A site of one of only two known roosting sites of the cave nectar bat in Singapore. ST PHOTO: GIN TAY

SINGAPORE - Plans to build a court at a bat roosting site near the Bukit Timah Nature Reserve have been put on hold pending the results of an environmental study, The Straits Times has learnt.

In end-2018, the space under a flyover near the nature reserve was mooted as a potential site for the construction of a hard court for community and recreational use following feedback from residents, said the Singapore Land Authority (SLA).

“No bats were observed at the site during the checks in 2018,” said an SLA spokesman, adding that SLA and the National Parks Board (NParks) are now aware of the presence of cave nectar bats – important pollinators in Singapore’s forests – under the viaduct.

“Hence, SLA will be commissioning a bat impact assessment to reassess the viability of the project, and no construction has commenced on the site,” said the spokesman.

When ST visited the site surrounded by landed residential property earlier in October, a couple of hundred bats were seen roosting under the flyover.

ST is not identifying the exact location to prevent disturbances to the roost.

Dr Benjamin Lee, NParks’ director of wildlife management research, said the cave nectar bat (Eonycteris spelaea) is one of two native bat species in Singapore that consume nectar and pollen.
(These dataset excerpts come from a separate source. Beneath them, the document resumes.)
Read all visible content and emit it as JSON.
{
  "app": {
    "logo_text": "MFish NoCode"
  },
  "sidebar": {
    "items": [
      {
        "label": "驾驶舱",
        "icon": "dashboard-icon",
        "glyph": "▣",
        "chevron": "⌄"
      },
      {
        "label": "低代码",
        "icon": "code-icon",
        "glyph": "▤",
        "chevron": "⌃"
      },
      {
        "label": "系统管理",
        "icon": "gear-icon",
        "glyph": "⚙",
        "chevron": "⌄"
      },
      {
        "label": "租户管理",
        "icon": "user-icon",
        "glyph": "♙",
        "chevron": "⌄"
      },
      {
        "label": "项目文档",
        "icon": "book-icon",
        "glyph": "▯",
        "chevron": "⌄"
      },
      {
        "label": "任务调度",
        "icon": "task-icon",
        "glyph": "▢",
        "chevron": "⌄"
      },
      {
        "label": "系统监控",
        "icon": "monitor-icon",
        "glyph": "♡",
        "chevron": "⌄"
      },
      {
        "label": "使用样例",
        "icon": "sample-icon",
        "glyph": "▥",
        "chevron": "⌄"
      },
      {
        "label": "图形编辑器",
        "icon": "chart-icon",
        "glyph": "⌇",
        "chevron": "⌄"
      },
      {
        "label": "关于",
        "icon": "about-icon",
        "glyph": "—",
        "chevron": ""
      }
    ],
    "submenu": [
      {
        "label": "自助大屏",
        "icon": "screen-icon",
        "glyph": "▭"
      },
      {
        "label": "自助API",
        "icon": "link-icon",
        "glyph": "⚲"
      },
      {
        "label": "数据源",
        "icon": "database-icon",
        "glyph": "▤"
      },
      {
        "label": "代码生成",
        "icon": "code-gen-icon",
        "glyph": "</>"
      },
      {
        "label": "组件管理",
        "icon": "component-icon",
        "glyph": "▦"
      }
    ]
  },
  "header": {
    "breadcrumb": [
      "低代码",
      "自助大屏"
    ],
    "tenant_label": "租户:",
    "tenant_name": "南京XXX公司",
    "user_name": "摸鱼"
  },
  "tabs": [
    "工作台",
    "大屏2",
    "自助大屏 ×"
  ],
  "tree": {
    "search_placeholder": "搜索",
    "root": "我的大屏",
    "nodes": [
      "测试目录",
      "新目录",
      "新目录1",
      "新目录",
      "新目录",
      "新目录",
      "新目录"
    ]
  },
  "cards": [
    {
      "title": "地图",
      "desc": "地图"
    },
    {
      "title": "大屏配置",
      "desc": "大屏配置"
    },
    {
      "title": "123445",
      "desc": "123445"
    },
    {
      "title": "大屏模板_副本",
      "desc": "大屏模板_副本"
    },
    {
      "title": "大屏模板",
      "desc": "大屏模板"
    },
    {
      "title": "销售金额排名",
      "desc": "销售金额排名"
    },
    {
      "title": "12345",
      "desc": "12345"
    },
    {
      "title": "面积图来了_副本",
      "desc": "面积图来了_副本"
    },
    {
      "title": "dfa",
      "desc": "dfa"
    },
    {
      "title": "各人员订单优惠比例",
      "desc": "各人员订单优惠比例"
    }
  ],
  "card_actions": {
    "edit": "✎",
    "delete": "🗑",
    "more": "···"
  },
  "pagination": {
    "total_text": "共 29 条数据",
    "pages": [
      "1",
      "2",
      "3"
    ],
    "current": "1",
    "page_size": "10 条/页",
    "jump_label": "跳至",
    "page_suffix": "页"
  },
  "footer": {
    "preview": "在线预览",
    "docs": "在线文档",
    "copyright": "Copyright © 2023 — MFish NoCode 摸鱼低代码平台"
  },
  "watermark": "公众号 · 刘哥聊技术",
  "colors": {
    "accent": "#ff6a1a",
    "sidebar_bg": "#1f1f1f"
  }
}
These creatures are effective pollinators of many forest trees, including the durian tree, and other food crops such as bananas, petai beans, jambu and coconut.

They perform the important ecosystem service of pollination and help to sustain and regenerate our forests, he said.

The site under the flyover is one of only two known roosting sites of the cave nectar bat in Singapore, said wildlife consultant Nick Baker.

He said he first saw the colony of cave nectar bats there in 2004, and again in 2009. That no bats were spotted there in 2018 highlighted how little is known about the bats in that area, said Mr Baker.

“Clearly, what is needed is a long-term population study. It may be too soon for a bat impact assessment if we have no detailed understanding of population dynamics, roost selection and breeding patterns of the bats,” he said.

Cave nectar bats seen in January 2004. PHOTO: NICK BAKER

The fact that bats have been seen in the area since 2004 shows the colony seems to be long established, and that the site is of national importance for the species, said Mr Baker.

He added: “The colony should be protected from disturbance, and the species treasured as part of Singapore’s natural heritage, and an important component of forest ecology.”